Theoretically urinary free corticosteroid excretion should be affected by renal function and this would make it a less sensitive index of hypercortisolaemia. In 28 consecutive urine samples there was a clear relationship (r = 0.83; P less than 0.001) over a range of creatinine clearances 0.3-200 ml/min. Although an allowance could be made for renal function this would not necessarily improve the discrimination of normal from abnormal.

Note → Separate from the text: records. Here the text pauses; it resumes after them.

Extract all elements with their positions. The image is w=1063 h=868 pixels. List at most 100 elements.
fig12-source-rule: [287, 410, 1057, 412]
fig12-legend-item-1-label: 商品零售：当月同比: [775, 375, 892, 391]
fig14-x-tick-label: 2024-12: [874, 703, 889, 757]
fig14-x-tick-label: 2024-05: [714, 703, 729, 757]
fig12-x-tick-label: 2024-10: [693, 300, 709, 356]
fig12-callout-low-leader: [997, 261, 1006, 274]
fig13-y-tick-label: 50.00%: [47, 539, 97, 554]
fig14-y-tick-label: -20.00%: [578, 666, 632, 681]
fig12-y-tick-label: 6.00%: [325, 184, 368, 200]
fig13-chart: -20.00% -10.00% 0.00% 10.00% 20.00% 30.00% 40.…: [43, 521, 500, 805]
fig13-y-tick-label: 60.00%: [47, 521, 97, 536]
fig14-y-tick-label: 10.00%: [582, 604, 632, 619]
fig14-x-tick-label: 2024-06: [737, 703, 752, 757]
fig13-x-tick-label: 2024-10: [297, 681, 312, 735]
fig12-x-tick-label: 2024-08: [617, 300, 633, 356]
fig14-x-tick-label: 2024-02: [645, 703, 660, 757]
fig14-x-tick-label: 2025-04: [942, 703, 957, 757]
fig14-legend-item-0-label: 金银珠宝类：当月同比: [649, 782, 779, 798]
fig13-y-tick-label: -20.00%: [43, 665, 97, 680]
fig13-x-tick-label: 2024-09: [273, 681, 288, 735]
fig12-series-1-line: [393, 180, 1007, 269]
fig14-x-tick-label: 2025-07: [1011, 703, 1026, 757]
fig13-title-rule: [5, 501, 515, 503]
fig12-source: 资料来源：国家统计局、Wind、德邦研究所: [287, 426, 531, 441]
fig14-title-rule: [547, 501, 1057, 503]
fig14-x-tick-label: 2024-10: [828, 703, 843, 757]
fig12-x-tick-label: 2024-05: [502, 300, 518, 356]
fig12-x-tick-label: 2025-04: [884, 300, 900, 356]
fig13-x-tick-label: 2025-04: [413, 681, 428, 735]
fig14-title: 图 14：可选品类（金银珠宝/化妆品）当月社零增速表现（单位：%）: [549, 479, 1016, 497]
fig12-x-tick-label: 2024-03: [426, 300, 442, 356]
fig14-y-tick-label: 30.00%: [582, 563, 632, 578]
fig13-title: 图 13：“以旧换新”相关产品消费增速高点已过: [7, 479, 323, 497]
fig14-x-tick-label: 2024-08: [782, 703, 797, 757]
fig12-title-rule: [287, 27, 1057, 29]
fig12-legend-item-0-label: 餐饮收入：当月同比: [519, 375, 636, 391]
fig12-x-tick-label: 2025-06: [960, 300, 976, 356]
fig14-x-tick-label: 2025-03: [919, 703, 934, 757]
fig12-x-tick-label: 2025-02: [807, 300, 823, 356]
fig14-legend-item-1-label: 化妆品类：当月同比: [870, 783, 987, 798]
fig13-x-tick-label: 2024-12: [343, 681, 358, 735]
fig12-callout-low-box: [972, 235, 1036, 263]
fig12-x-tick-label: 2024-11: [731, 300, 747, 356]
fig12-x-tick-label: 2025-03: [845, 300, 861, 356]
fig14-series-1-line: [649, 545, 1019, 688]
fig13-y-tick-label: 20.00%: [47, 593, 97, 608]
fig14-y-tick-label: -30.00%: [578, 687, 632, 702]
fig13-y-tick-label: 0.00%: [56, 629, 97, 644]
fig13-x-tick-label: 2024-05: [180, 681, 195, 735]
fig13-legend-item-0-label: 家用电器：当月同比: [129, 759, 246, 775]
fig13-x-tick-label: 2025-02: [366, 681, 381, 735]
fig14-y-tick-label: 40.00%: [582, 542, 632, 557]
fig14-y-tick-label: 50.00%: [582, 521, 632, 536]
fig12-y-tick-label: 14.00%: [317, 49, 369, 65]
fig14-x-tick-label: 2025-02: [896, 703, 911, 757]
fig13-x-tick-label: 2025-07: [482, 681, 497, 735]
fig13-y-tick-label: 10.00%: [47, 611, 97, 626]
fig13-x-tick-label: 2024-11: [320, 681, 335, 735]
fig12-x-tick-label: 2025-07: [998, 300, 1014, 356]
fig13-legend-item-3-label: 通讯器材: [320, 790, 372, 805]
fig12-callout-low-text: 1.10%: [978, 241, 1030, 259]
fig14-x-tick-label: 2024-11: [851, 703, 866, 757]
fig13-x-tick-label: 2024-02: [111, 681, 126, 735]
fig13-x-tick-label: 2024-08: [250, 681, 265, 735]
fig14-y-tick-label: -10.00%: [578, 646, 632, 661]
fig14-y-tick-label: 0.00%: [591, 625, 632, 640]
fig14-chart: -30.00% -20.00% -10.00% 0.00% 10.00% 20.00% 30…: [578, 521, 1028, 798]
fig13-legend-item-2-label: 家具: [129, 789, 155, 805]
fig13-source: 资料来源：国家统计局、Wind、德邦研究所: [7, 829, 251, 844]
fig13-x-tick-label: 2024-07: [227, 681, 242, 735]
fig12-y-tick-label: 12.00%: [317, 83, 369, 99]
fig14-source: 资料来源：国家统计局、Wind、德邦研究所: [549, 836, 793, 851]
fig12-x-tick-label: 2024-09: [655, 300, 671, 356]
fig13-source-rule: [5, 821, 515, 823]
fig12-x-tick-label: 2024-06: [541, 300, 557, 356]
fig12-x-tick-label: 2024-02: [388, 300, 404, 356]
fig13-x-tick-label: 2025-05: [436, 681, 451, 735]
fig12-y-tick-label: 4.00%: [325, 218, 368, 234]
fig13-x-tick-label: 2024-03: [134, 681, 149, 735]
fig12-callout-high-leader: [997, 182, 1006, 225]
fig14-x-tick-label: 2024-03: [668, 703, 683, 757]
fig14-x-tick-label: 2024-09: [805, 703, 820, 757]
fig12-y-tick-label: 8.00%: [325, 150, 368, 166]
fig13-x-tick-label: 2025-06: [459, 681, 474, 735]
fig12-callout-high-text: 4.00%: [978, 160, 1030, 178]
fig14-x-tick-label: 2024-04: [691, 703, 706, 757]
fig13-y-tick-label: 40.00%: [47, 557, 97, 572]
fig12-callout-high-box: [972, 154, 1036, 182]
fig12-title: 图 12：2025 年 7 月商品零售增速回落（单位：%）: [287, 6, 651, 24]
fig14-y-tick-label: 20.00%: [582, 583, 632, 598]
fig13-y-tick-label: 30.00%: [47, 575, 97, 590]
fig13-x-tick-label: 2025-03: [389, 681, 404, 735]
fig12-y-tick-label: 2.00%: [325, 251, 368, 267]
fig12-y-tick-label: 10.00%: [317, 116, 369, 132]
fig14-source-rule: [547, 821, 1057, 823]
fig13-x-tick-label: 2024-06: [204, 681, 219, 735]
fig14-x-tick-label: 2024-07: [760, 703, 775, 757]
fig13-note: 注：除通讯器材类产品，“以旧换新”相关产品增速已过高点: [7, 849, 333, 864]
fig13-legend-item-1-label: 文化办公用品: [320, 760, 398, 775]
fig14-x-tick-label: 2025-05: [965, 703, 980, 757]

Until data comparing corrected to uncorrected urinary free corticosteroid excretion become available, we recommend a short dexamethasone test as the initial investigation in patients with suspected hypercortisolaemia and abnormal plasma creatinine concentrations.
理论上,尿游离皮质类固醇排泄应受肾功能影响,这会使其成为高皮质醇血症不太敏感的指标。在28份连续尿样中,肌酐清除率在0.3 - 200 ml/分钟范围内存在明显关系(r = 0.83;P小于0.001)。尽管可以考虑肾功能因素,但这不一定能改善对正常与异常的鉴别。在有比较校正与未校正尿游离皮质类固醇排泄数据之前,我们建议对疑似高皮质醇血症且血浆肌酐浓度异常的患者,将短程地塞米松试验作为初始检查。